Om te bepalen of het bedrijf in of binnen een straal van 250 meter rondom een zeer kwetsbaar gebied is gelegen, is de kaart "Zeer kwetsbare gebieden Wav" geraadpleegd. Hieruit blijkt dat het dichtstbijzijnde zeer kwetsbare gebied gelegen is op een afstand van meer dan 470 m. Op het aspect ammoniak zijn er geen belemmeringen voor de uitvoering van dit plan.

4.1.3 Geur

Bij het voorbereiden en opstellen van een ruimtelijk plan moet onder andere het aspect geurhinder worden beoordeeld. Binnen de te hanteren mogen zich geen geurgevoelige objecten bevinden. Verder moet er beoordeeld worden of het project ter plaatse van een goed woon- en verblijfsklimaat kan worden gegarandeerd.

 

Het onderhavige bedrijf betreft een melkrundveehouderij. Het wettelijke kader is waaraan getoetst moet worden is de Wet geurhinder en veehouderij (Wgv) of, als de gemeente een geurverordening heeft opgesteld, de gemeentelijke geurverordening. De gemeente Winterswijk heeft een geurverordening opgesteld. In dit geval moet voor de toetsing gekeken worden naar de geurverordening van de gemeente Winterswijk. Met dit plan wordt het aantal dieren binnen het bedrijf niet gewijzigd. Enkel de locatie van de dierverblijven wijzigt. Door deze wijziging is reeds een melding in het kader van het Activiteitenbesluit geaccepteerd.
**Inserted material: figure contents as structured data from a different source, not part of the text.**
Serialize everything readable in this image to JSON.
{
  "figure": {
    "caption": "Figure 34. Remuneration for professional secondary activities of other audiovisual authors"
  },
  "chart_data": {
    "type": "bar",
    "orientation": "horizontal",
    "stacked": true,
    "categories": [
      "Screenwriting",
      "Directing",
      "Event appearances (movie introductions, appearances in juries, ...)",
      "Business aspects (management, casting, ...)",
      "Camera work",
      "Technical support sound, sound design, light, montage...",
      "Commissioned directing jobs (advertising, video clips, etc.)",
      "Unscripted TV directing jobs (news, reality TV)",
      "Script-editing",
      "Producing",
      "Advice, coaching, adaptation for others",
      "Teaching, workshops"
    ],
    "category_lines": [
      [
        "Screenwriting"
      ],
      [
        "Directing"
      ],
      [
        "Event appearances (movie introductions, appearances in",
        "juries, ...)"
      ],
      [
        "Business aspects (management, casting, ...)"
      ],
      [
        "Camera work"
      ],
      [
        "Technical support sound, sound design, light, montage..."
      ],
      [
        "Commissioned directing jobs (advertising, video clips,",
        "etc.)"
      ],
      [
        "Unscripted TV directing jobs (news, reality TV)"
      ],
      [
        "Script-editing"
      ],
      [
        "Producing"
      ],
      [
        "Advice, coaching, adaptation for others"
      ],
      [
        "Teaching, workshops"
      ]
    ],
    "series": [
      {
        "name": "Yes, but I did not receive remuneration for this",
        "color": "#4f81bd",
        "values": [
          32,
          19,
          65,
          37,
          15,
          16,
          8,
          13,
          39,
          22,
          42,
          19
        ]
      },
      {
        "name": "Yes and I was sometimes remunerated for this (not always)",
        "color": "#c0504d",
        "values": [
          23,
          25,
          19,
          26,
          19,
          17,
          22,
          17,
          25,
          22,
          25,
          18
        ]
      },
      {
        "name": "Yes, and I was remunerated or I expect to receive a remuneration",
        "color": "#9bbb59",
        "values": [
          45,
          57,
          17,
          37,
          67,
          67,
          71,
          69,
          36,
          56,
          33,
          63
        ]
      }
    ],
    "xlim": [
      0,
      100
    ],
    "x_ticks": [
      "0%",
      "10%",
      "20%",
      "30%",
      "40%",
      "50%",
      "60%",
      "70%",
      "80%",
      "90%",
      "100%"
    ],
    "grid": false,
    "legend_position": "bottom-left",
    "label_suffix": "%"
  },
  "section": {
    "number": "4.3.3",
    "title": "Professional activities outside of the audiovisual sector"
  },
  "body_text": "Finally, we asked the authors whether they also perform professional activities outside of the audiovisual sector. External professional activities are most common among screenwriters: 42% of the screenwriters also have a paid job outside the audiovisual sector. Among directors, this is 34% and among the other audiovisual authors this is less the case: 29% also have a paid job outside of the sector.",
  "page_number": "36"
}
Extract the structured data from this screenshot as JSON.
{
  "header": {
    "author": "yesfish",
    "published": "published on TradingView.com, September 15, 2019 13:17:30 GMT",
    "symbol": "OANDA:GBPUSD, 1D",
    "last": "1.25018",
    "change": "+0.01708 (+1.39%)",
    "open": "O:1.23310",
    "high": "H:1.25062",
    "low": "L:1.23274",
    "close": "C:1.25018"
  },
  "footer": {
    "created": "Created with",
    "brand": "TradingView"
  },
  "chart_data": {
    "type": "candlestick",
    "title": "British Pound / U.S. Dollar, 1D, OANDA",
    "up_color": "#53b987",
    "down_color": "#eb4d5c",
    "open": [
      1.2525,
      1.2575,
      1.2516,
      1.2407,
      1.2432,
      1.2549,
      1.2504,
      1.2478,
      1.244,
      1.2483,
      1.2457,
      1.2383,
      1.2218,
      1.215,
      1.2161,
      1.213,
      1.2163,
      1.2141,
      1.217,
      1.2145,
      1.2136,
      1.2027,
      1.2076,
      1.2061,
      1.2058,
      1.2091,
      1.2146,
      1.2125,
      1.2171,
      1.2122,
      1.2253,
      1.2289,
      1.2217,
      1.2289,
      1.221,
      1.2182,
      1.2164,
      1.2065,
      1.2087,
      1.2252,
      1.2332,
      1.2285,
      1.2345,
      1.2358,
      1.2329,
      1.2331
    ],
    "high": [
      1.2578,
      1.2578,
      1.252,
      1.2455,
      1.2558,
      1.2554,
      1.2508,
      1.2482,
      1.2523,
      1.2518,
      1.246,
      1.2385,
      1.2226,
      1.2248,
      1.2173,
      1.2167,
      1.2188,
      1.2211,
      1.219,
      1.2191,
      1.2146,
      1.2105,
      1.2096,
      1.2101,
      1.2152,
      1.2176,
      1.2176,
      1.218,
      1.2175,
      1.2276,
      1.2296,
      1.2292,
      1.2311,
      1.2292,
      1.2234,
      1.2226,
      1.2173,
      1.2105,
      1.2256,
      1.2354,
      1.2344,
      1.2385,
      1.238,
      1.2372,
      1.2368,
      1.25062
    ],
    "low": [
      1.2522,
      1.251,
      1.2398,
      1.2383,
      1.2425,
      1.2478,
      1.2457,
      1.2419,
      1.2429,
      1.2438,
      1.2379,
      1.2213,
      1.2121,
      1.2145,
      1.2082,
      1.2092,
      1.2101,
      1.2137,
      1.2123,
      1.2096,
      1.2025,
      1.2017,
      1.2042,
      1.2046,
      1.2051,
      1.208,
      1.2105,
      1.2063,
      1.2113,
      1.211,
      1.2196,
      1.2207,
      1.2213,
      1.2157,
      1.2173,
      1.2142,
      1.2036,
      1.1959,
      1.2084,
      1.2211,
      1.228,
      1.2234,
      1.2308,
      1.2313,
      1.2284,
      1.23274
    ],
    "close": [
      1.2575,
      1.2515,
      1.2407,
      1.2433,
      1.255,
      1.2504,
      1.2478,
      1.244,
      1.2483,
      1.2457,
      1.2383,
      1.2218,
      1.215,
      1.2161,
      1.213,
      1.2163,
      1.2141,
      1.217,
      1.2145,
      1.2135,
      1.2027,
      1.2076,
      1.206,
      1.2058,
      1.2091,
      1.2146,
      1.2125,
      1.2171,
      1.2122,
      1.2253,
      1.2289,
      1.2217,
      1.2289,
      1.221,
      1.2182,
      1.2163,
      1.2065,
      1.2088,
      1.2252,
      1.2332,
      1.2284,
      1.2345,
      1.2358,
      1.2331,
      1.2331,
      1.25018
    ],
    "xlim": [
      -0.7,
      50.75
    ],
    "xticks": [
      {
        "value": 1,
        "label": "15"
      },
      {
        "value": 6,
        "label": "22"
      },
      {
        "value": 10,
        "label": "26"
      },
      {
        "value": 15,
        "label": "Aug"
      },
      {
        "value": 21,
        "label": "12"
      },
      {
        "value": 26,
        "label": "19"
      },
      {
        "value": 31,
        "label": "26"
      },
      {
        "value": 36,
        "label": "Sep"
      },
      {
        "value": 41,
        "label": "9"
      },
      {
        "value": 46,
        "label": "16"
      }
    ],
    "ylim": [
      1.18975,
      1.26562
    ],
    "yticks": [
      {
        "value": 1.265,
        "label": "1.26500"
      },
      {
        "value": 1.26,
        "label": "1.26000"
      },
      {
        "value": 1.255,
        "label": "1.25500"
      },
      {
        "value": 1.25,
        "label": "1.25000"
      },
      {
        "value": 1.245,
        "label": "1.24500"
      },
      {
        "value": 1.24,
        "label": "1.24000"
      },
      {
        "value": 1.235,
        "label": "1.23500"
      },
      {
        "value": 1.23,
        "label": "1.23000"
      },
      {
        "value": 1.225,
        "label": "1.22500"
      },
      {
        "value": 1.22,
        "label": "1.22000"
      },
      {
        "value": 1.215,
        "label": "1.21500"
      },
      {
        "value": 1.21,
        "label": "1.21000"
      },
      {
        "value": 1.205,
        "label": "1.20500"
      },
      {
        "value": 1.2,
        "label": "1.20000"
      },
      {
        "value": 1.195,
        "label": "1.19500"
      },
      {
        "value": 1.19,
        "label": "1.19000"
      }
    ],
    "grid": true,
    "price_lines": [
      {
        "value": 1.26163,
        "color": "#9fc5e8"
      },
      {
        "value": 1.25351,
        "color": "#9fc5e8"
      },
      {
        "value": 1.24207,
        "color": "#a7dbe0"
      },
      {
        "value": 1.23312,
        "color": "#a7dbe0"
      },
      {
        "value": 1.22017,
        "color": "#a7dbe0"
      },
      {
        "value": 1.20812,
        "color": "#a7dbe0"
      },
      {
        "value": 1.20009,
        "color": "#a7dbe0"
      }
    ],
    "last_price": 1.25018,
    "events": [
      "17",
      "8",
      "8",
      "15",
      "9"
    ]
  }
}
In geurwetgeving, waarop de geurverordening van de gemeente Winterswijk gebaseerd is, wordt een onderscheid gemaakt tussen diercategorieën waarvoor een geuremissiefactor is vastgesteld en een diercategorieën waarvoor geen geuremissiefactor is vastgesteld. Als er een geuremissiefactor is vastgesteld wordt de maximale geurbelasting op een geurgevoelig object berekend in odeur units per kubieke meter lucht. Als er geen geuremissiefactor is vastgesteld worden vaste afstanden gehanteerd. De diercategorie betreft in onderhavig geval melkrundvee. Voor melkrundvee zijn geen geuremissiefactoren vastgesteld. Dit betekent dat de vaste afstanden aangehouden moeten worden.

 

De vaste afstanden uit de geurverordening van de gemeente Winterswijk welke aangehouden moeten worden tussen een veehouderij en een geurgevoelig object zijn als volgt:

  • a. ten minste 100 meter indien het geurgevoelige object binnen de bebouwde kom is gelegen, en
  • b. ten minste 50 meter indien het geurgevoelige object buiten de bebouwde kom is gelegen.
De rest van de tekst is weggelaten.